Le vent mugissait. D’étouffantes nuées de poussières tournoyaient dans son abri creusé dans l’arbre. Cataya bandait ses plaies. Elle avait été précipitée dans le vide par une bourrasque. Sa corde avait arrêté sa chute. Comme un pendule, Cataya avait buté contre le tronc à en briser son plastron d’ambre. Elle ne savait pas combien de temps elle était restée suspendue, inconsciente.

De son perchoir, des trouées dans les branches laissaient apercevoir le sol en contrebas, d’un éloignement vertigineux. Il y a des mois, elle avait quitté sa ville lovée dans les branches, saluée par les cueilleurs de sève sur le chemin. Elle se souvenait avec nostalgie de la tour ronde qui perçait la pénombre du sous-bois et des épais remparts qui ceignaient le château. Au fil de sa montée, elle n’avait plus rencontré que des éleveurs en transhumance, puis plus personne. Même Hirund, son fidèle destrier, l’avait abandonnée, terrifié d’affronter Aquila.

Cataya s’endormit d’épuisement sur l’amer constat de sa solitude.

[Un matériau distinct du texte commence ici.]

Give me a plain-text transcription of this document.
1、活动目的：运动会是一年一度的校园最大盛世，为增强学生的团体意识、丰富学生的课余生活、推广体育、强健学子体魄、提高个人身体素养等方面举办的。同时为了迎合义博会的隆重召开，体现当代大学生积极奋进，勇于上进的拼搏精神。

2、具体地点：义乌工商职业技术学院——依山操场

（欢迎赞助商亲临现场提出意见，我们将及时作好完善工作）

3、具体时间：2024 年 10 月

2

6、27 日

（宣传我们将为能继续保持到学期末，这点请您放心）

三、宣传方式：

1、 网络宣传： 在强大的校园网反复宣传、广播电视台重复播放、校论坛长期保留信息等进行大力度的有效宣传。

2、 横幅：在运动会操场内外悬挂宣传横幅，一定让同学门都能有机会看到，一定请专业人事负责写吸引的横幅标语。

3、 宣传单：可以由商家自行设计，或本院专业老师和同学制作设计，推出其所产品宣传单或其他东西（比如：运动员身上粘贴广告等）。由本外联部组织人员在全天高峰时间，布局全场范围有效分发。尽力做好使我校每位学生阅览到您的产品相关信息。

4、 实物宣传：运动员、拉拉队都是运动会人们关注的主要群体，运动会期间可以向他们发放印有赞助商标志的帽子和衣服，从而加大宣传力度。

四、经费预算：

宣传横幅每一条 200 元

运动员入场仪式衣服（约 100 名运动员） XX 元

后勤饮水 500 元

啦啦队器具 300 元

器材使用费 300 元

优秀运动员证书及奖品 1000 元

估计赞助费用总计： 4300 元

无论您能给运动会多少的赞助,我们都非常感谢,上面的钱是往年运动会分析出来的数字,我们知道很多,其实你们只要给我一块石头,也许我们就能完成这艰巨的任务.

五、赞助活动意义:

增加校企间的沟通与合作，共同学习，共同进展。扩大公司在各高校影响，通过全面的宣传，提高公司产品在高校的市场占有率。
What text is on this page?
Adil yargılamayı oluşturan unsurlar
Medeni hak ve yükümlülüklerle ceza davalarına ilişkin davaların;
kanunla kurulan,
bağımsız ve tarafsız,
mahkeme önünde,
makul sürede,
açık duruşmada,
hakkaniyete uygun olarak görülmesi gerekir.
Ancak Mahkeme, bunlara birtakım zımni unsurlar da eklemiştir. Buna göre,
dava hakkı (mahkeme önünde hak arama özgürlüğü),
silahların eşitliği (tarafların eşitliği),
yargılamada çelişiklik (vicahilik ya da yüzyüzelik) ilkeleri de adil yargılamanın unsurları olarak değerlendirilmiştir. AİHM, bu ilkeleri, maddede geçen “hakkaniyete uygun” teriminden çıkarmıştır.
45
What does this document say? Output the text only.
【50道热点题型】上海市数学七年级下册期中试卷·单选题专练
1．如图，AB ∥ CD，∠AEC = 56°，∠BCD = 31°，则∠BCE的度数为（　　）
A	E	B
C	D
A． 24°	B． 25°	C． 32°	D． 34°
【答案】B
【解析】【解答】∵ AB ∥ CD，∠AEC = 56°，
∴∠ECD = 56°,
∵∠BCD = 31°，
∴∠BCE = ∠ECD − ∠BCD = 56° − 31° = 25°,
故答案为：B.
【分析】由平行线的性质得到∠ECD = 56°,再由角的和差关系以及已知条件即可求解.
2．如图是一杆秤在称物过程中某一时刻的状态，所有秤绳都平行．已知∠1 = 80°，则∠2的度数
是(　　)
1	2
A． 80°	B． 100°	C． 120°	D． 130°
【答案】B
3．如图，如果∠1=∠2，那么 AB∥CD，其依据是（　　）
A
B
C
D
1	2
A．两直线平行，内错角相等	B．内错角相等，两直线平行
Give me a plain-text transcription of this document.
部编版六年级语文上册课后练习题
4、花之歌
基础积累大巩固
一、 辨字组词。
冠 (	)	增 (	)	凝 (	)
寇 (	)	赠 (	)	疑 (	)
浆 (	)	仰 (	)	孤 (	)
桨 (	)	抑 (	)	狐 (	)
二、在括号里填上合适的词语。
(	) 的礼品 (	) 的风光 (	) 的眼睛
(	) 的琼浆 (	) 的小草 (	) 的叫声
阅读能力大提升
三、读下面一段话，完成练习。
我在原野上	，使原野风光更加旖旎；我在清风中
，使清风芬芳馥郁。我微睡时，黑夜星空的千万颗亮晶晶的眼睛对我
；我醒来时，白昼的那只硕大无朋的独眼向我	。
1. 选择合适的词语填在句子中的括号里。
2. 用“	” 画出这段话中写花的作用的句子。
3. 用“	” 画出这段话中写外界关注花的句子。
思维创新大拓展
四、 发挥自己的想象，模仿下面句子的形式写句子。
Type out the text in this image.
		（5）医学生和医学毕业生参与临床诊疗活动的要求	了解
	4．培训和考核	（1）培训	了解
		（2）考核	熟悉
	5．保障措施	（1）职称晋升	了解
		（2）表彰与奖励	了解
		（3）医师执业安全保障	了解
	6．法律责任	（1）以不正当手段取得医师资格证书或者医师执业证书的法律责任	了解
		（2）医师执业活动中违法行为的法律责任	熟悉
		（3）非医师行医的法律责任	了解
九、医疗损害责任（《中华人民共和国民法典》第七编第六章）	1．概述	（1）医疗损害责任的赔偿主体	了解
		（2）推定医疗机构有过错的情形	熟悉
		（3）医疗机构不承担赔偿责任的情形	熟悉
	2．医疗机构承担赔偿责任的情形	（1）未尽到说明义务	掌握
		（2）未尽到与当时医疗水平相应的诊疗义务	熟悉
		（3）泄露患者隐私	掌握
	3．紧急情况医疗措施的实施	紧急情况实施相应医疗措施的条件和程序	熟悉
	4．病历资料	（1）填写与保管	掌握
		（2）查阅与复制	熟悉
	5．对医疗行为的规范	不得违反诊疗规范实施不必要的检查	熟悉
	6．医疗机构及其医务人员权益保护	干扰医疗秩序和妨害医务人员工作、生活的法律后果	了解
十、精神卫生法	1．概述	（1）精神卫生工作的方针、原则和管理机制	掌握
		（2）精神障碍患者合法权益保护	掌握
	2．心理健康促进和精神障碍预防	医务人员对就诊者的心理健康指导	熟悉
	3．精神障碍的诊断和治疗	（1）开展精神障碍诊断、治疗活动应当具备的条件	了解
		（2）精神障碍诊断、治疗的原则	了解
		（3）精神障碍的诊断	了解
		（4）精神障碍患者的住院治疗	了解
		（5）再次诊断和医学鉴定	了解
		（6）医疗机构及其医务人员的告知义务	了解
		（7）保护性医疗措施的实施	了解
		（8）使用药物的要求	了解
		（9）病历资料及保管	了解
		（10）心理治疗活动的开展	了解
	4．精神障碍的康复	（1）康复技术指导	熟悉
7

Le lendemain, alors que désespérée, elle s’apprêtait à descendre, elle grava son nom de pionnière à l’intérieur de l’abri. Regardant avec fierté les marques inaltérables, elle leva le nez et comprit qu’elle ne pouvait pas redescendre si près du but.

L’ascension fut difficile. Se méfiant du vent qui pouvait à nouveau la faire basculer, elle attendait le moment propice pour avancer, centimètre après centimètre. Elle traversa deux maigres houppiers avant de se trouver dans l’ombre de la tanière d’Aquila.

Un tas grossier de branchages de la taille d’un pâté de maisons tenait en équilibre au sommet. Cataya se fraya un chemin dans l’entrelacs d’aiguilles de pin. Pour éviter le déshonneur, elle devait ramener la plus grande plume du monde comme preuve de son périple. Du duvet blanchâtre couvrait le sol. Elle aurait pu s’en faire un pagne, sans l’agglomérat de fientes collé dessus.

Le ciel s’assombrit brusquement. Muette de terreur, Cataya vit le colossal oiseau la survoler. Les ailes déplaçaient des torrents d’air. Elle s’agrippa aux branches pour ne pas être soufflée.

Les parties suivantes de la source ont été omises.